V De la langue à l'art avant l'écrit (suite)
 

Masques cérémoniels ? Mais pour quelles cérémonies ?

Le même travail de guidage suggéré par le masque de Brooklyn pouvait être effectué par un plus utilitaire sans décor, moins fragile et sophistiqué. Car la haute qualité artistique dudit masque l'accrédite nécessairement d'une fonction plus cérémonielle. Il s'oppose - presque dialectiquement - à celui possédé par le Musée de Toussaint à SchaffouseReproduction n°25, p. 218 dans l'album précité sur Nasca, du Rietberg Museum. : ce faciès-là ne sourit pas, car sa bouche a l'arc amer et tombant d'où s'échappe une langue morbide ou assoiffée. Il ne peut ni parler ni voir, au mieux bougonner et trébucher car ses lèvres et ses paupières sont closes par des liens ou bandelettes les empêchant de s'ouvrir.

Au sommet du masque une excroissance, comme sur le masque de Brooklyn, répète une petite tête homothétique qui, itérative ou/et tautologique, affirme le thème iconographique. Les petits bras et mains nues du corps gravés au dessous explicitent l'inefficacité de cet être sans ressort ni organes sensitifs ou expressifs en état de fonctionner correctement. Les deux trous presque sténopéiques que ménagent les paupières, entrouvertes mais bridées, permettent seulement, peut-être, une vision du lointain avec acuité. Rien de vraiment fameux. On comprend que quatre grosses commères, diamétralement en vis à vis sur la périphérie du masque, y ajoutent leurs faces rieuses, au vu de cette tête sans brio, ni possibilité, en faisant cercle autour. Les pieds un peu écartés et gravés en dessous de leurs figures donnent à leur masse corporelle un bon polygone d'assise pour spectatrices. A voir les deux masques si contradictoires on se croirait en face de deux personnages antithétiques du folklore français (Jean qui rit et Jean qui pleure), d'allégoriques personnifications de la réussite joyeuse et de l'échec lamentable, de l'extraversion et de l'introversion, du centrifuge et du centripète.

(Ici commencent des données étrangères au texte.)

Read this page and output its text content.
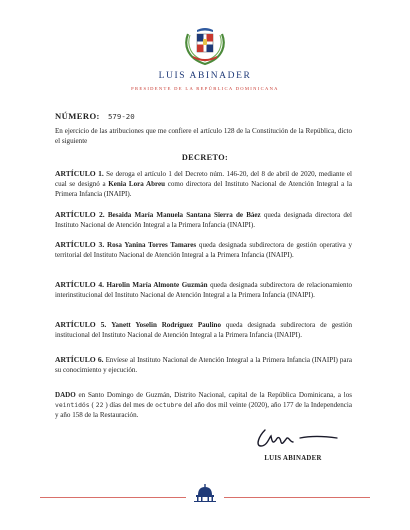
LUIS ABINADER
PRESIDENTE DE LA REPÚBLICA DOMINICANA
NÚMERO: 579-20
En ejercicio de las atribuciones que me confiere el artículo 128 de la Constitución de la República, dicto el siguiente
DECRETO:
ARTÍCULO 1. Se deroga el artículo 1 del Decreto núm. 146-20, del 8 de abril de 2020, mediante el cual se designó a Kenia Lora Abreu como directora del Instituto Nacional de Atención Integral a la Primera Infancia (INAIPI).
ARTÍCULO 2. Besaida María Manuela Santana Sierra de Báez queda designada directora del Instituto Nacional de Atención Integral a la Primera Infancia (INAIPI).
ARTÍCULO 3. Rosa Yanina Torres Tamares queda designada subdirectora de gestión operativa y territorial del Instituto Nacional de Atención Integral a la Primera Infancia (INAIPI).
ARTÍCULO 4. Harolin María Almonte Guzmán queda designada subdirectora de relacionamiento interinstitucional del Instituto Nacional de Atención Integral a la Primera Infancia (INAIPI).
ARTÍCULO 5. Yanett Yoselin Rodríguez Paulino queda designada subdirectora de gestión institucional del Instituto Nacional de Atención Integral a la Primera Infancia (INAIPI).
ARTÍCULO 6. Envíese al Instituto Nacional de Atención Integral a la Primera Infancia (INAIPI) para su conocimiento y ejecución.
DADO en Santo Domingo de Guzmán, Distrito Nacional, capital de la República Dominicana, a los veintidós ( 22 ) días del mes de octubre del año dos mil veinte (2020), año 177 de la Independencia y año 158 de la Restauración.
LUIS ABINADER
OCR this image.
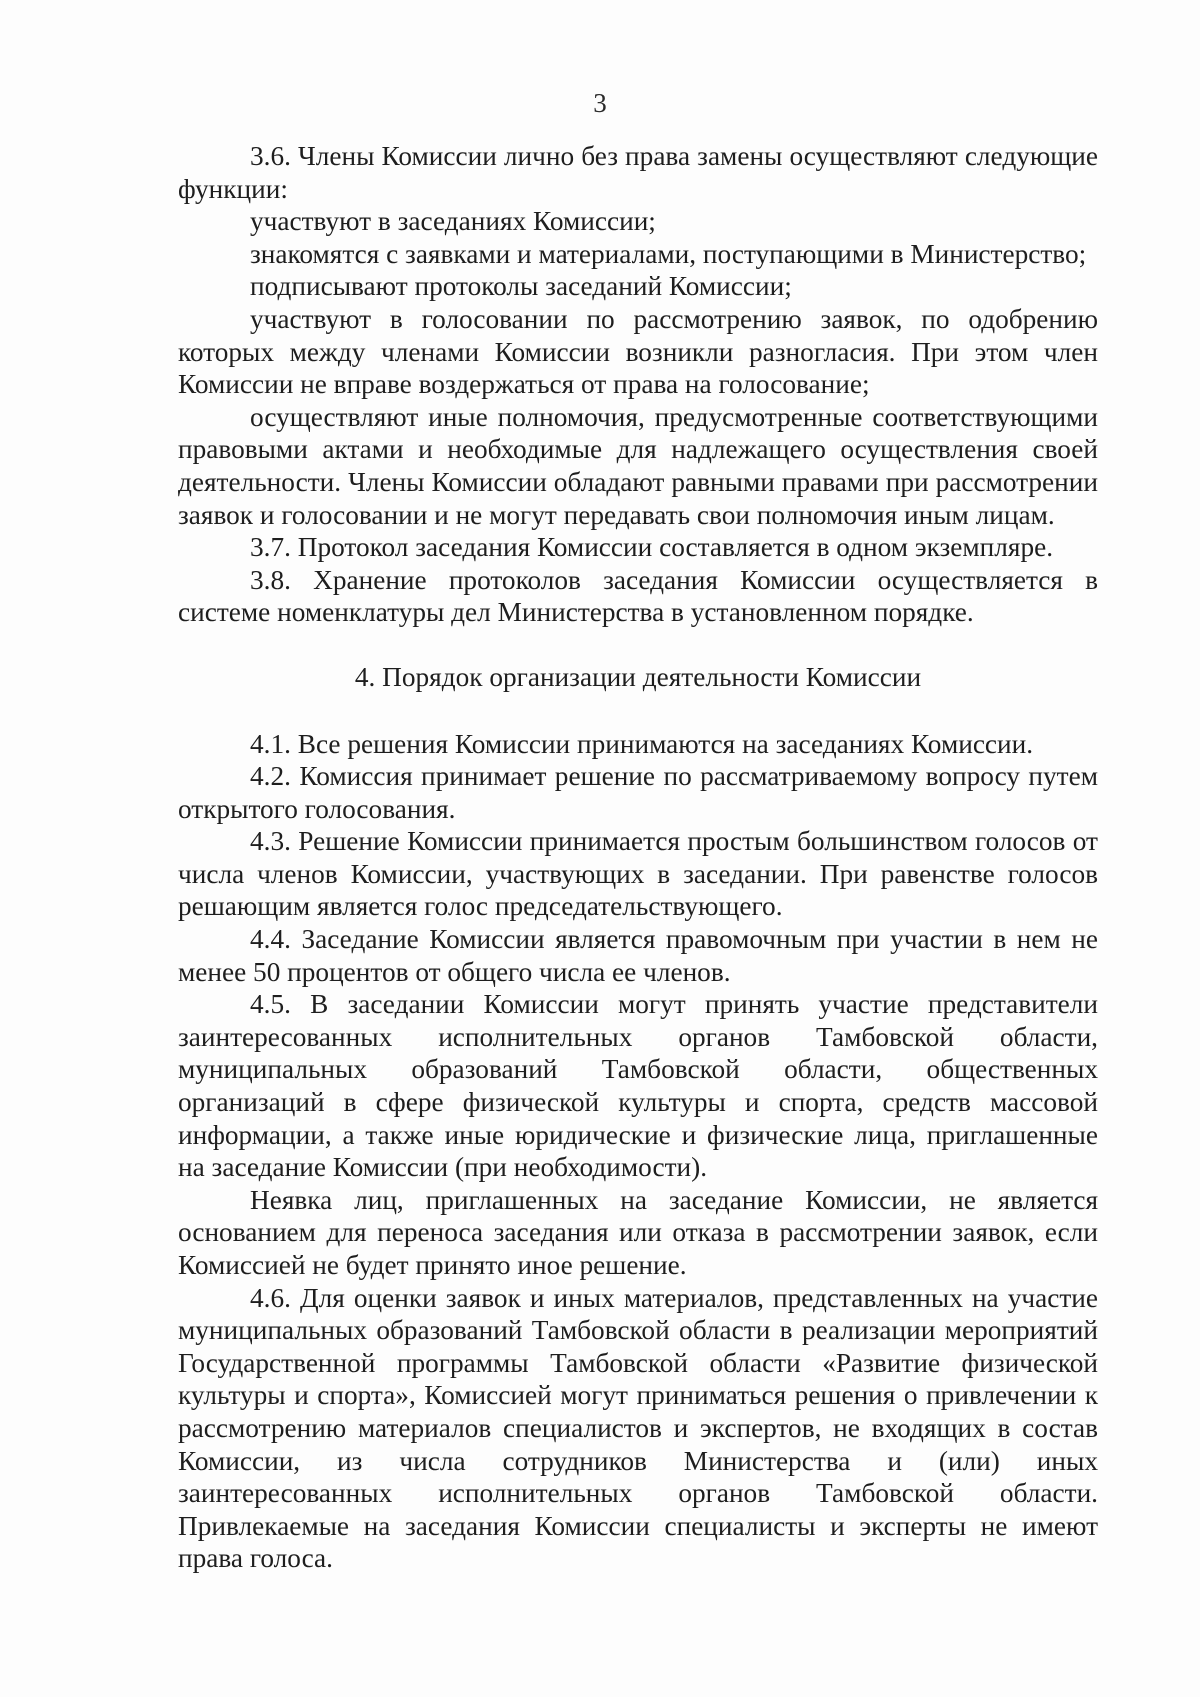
3

3.6. Члены Комиссии лично без права замены осуществляют следующие функции:

участвуют в заседаниях Комиссии;

знакомятся с заявками и материалами, поступающими в Министерство;

подписывают протоколы заседаний Комиссии;

участвуют в голосовании по рассмотрению заявок, по одобрению которых между членами Комиссии возникли разногласия. При этом член Комиссии не вправе воздержаться от права на голосование;

осуществляют иные полномочия, предусмотренные соответствующими правовыми актами и необходимые для надлежащего осуществления своей деятельности. Члены Комиссии обладают равными правами при рассмотрении заявок и голосовании и не могут передавать свои полномочия иным лицам.

3.7. Протокол заседания Комиссии составляется в одном экземпляре.

3.8. Хранение протоколов заседания Комиссии осуществляется в системе номенклатуры дел Министерства в установленном порядке.

4. Порядок организации деятельности Комиссии

4.1. Все решения Комиссии принимаются на заседаниях Комиссии.

4.2. Комиссия принимает решение по рассматриваемому вопросу путем открытого голосования.

4.3. Решение Комиссии принимается простым большинством голосов от числа членов Комиссии, участвующих в заседании. При равенстве голосов решающим является голос председательствующего.

4.4. Заседание Комиссии является правомочным при участии в нем не менее 50 процентов от общего числа ее членов.

4.5. В заседании Комиссии могут принять участие представители заинтересованных исполнительных органов Тамбовской области, муниципальных образований Тамбовской области, общественных организаций в сфере физической культуры и спорта, средств массовой информации, а также иные юридические и физические лица, приглашенные на заседание Комиссии (при необходимости).

Неявка лиц, приглашенных на заседание Комиссии, не является основанием для переноса заседания или отказа в рассмотрении заявок, если Комиссией не будет принято иное решение.

4.6. Для оценки заявок и иных материалов, представленных на участие муниципальных образований Тамбовской области в реализации мероприятий Государственной программы Тамбовской области «Развитие физической культуры и спорта», Комиссией могут приниматься решения о привлечении к рассмотрению материалов специалистов и экспертов, не входящих в состав Комиссии, из числа сотрудников Министерства и (или) иных заинтересованных исполнительных органов Тамбовской области. Привлекаемые на заседания Комиссии специалисты и эксперты не имеют права голоса.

Le côté allégorique des deux masques est donc vraisemblable. Pour celui de Brooklyn l'expressionnisme du langage artistique permet d'insister sur la valeur instrumentale et technique, intervenant dans une scénographie pour public et fidèles ad hoc, ou/et pour les subjuguer par ce rappel embelli. Car couteaux, haches et outils très ornementés, à haute qualité et enrichissement esthétiques, exaltent ainsi leur utilisé et valeur symbolique pour leurs porteurs ou attributaires.